Ophelia Lovibond, Sion Daniel Young and Ukweli Roach.
Photo credit: Manuel Harlan.

 

The closely observed set by Rae Smith is first-rate with the pipeline predominating and many skilful suggestions as to the massive extent of the land. Smith has also created an exquisite cyclorama that I took to be grazing marshes leading to an alluvial plain. The thrust configuration made everybody in the stalls feel they were inhabiting the family’s space to the extent that we could have stepped in and shared the barbecue. But sharing emotions and empathizing was a different thing and a smaller studio space would have worked better. Fitfully, Skinner makes her character luminous (dancing alone to Fleetwood Mac was a highpoint) but she’s not helped by the many platitudes on the theme of parenting.

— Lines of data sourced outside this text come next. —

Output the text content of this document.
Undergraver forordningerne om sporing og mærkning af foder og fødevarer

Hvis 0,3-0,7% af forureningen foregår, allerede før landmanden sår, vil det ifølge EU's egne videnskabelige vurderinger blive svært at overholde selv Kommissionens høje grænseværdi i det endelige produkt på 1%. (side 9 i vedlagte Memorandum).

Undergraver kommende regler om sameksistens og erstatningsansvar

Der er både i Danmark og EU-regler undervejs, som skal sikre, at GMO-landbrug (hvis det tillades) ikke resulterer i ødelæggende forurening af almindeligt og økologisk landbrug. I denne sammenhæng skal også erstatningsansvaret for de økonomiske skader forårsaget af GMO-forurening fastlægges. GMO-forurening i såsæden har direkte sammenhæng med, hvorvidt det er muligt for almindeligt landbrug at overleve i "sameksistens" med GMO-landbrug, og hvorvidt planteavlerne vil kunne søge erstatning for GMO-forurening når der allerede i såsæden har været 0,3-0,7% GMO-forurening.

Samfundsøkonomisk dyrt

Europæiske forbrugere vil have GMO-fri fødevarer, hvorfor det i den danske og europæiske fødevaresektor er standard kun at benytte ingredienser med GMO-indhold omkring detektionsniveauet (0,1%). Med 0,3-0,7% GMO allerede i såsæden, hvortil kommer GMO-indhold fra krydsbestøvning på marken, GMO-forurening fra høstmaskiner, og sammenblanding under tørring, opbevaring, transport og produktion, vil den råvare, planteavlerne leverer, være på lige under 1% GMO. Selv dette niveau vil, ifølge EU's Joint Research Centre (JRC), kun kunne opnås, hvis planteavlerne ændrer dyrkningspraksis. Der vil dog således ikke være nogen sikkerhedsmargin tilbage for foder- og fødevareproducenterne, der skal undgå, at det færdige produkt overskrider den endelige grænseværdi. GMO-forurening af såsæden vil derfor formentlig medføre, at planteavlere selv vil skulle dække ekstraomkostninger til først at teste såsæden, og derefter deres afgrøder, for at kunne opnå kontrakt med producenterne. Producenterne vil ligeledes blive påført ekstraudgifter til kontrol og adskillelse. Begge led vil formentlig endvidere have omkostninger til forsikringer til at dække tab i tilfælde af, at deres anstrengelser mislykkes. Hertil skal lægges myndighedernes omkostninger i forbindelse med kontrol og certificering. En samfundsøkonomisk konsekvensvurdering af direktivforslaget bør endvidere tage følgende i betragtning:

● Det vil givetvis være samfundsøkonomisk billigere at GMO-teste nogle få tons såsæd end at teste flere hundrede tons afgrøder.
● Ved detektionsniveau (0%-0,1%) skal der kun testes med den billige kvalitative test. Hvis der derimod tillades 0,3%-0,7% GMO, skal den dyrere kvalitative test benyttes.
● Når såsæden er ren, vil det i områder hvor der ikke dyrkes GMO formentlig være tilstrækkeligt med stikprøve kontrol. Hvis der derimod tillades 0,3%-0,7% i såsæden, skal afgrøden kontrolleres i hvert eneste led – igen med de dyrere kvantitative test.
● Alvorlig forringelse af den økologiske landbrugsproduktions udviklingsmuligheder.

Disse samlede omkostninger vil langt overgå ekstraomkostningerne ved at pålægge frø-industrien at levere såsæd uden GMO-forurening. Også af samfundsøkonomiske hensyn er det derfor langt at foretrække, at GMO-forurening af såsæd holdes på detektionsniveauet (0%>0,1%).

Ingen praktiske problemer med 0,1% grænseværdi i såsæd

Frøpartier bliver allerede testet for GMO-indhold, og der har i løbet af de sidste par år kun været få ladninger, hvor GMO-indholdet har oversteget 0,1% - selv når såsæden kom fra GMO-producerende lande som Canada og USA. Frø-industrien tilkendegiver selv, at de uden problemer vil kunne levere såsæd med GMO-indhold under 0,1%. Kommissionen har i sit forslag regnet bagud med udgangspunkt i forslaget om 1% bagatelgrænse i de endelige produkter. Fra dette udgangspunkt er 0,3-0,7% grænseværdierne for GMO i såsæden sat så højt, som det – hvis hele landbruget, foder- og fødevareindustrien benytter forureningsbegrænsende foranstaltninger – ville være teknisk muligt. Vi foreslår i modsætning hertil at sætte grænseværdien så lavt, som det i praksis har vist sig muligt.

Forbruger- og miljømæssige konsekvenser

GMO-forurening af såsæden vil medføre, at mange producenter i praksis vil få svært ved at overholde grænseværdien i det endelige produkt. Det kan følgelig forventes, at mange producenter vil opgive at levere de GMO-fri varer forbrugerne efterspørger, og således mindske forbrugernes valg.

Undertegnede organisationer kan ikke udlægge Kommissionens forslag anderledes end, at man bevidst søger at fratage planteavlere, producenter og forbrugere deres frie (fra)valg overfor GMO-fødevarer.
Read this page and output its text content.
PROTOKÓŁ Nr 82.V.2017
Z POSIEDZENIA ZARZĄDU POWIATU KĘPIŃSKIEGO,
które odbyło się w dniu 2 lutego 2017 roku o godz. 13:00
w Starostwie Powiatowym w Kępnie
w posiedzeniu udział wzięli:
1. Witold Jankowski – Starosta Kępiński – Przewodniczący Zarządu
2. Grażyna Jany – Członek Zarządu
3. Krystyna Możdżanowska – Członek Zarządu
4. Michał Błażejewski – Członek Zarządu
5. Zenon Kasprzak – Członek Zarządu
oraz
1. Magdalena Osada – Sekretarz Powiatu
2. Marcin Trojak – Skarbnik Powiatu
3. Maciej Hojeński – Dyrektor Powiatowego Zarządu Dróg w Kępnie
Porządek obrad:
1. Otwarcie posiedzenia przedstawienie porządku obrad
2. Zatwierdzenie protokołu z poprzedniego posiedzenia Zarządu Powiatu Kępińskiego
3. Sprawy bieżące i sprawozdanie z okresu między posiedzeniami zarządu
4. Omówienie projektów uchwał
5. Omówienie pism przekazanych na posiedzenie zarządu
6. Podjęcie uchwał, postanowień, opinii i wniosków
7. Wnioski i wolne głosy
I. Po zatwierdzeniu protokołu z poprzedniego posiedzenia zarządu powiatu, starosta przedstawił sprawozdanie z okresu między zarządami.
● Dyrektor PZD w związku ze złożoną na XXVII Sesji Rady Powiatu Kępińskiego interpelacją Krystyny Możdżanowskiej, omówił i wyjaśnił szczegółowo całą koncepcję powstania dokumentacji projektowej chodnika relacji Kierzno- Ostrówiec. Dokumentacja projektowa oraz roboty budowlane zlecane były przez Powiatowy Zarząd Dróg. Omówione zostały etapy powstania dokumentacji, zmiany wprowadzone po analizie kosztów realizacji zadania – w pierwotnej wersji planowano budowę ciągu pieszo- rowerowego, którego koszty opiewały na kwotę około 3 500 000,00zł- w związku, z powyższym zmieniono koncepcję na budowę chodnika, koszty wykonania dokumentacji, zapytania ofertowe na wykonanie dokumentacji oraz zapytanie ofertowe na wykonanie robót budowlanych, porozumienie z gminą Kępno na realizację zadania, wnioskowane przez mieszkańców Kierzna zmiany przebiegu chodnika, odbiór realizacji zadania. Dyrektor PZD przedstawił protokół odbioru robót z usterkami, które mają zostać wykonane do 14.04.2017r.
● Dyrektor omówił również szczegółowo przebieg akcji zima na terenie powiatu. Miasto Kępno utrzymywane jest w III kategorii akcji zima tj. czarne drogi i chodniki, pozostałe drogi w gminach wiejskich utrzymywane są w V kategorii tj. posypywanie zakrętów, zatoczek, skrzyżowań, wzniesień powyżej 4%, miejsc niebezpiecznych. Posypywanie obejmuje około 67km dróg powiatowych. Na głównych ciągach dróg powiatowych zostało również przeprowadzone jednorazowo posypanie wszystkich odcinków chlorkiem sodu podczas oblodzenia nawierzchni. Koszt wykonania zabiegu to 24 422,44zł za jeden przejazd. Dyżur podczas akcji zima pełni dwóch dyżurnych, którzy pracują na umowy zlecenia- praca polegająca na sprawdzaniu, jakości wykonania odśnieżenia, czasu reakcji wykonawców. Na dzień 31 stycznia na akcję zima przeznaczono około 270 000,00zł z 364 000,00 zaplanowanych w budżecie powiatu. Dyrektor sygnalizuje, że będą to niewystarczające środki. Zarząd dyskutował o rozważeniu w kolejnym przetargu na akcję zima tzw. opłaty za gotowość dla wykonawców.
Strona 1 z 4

The plight of the rural poor is an interesting topic that is seldom explored in British drama though Clara Brennan has done it more effectively writing about the north. Think Jez Butterworth’s Jerusalem without the energy and the profusion of gags, and a first act that is excessively slow-burn. Topical references such as discussion of Brexit enliven the closing scenes and Norris excels in relating macro issues to personal lives. There are many merits in the piece but they rarely coalesce. Norris may return to the theme of rural decay later with more success.